美浜町飯切山のふもとには、偉人玉井忠五郎、寺川庄兵衛の石碑にはさまれて、孝婦伊登の墓碑が建てられています。伊登は早瀬の佐左エ門の妻で、家が貧しく、夫は遠く他国へ魚商のため、いつも家をあけており、伊登も魚をあきない生活をしていました。そのような中、舅(しゅうと)は80才を超え、年ごとに病みひがんでおり、ことごとに伊登につらくあたっていました。しかし、伊登は少しもさからうこともなく孝養をつくしました。

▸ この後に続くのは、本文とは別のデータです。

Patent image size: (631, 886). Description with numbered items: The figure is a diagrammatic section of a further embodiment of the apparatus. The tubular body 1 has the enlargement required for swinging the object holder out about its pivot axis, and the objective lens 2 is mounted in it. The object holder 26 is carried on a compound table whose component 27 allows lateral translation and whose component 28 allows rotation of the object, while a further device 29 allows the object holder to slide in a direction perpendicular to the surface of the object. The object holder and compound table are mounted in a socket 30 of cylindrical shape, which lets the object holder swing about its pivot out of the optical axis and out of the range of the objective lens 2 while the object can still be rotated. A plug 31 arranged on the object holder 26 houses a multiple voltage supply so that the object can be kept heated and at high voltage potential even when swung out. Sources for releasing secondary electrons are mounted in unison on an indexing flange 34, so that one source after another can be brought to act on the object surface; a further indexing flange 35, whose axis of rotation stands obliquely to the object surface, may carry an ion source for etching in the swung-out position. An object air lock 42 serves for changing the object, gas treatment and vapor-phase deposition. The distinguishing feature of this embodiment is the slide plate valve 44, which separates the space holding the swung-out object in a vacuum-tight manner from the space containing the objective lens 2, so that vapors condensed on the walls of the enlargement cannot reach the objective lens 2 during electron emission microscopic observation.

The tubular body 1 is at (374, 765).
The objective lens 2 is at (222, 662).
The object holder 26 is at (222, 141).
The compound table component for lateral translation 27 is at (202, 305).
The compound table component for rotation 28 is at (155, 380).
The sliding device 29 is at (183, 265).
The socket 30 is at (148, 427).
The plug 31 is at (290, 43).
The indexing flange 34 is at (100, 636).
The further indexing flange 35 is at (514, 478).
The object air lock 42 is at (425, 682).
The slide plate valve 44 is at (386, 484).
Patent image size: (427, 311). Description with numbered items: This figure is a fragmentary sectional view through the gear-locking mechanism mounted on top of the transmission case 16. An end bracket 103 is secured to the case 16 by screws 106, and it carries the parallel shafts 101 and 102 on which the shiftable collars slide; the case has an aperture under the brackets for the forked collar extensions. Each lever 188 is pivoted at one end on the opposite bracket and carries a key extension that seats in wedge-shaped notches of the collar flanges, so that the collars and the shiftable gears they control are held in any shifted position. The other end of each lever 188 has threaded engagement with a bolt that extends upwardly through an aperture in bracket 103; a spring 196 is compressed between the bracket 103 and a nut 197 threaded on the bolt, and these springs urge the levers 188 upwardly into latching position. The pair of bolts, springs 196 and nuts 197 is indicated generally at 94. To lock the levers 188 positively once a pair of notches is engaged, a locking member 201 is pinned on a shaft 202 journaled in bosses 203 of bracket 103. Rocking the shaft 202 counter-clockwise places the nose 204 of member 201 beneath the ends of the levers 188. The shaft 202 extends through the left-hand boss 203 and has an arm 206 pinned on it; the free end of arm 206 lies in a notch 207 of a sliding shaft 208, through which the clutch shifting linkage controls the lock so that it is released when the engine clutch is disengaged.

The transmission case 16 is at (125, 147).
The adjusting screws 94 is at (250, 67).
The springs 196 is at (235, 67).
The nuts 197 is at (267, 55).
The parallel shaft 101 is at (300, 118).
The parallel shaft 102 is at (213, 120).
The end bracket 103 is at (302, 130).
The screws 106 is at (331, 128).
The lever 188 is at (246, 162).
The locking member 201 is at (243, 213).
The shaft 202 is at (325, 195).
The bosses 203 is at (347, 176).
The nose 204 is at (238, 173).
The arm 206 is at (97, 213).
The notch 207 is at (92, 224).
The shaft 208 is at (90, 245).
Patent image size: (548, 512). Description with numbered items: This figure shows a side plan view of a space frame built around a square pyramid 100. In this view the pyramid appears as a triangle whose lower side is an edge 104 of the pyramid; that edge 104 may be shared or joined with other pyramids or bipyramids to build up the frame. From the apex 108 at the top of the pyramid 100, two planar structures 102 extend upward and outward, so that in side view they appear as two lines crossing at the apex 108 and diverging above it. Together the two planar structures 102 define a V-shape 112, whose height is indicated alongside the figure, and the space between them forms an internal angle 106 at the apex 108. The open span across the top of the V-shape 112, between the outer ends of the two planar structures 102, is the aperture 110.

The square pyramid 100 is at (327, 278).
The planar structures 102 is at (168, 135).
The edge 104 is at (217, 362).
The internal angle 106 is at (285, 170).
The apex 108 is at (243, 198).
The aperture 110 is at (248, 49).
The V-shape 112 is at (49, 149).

そしてある雪の深い日、ナスを食べたいと無理をいいだす舅に、近くの寺でナスの糠漬をもらい、川水に浸しました。それをみた水神はその孝心を憐(あわれ)み若紫色の取りたてのナスのようにしました。

早瀬の孝婦伊登

そしてある年の冬、海が大荒れの日に生魚が食べたいといいだしました。舅の言い出す無理難題に途方にくれていた伊登が家の外へ出ると、どこからともなく一羽の鳶が飛んで来ました。そして40~50cm程もある大きな魚を軒下に落として飛び去っていったといいます。

1770年5月、ときの藩主酒井修理太夫忠貫は伊登を召し出され、その善行をほめたたえ、褒米(ほうまい)を贈ったといいます。ちなみに1786年、伊登は61歳の天寿をまっとうしました。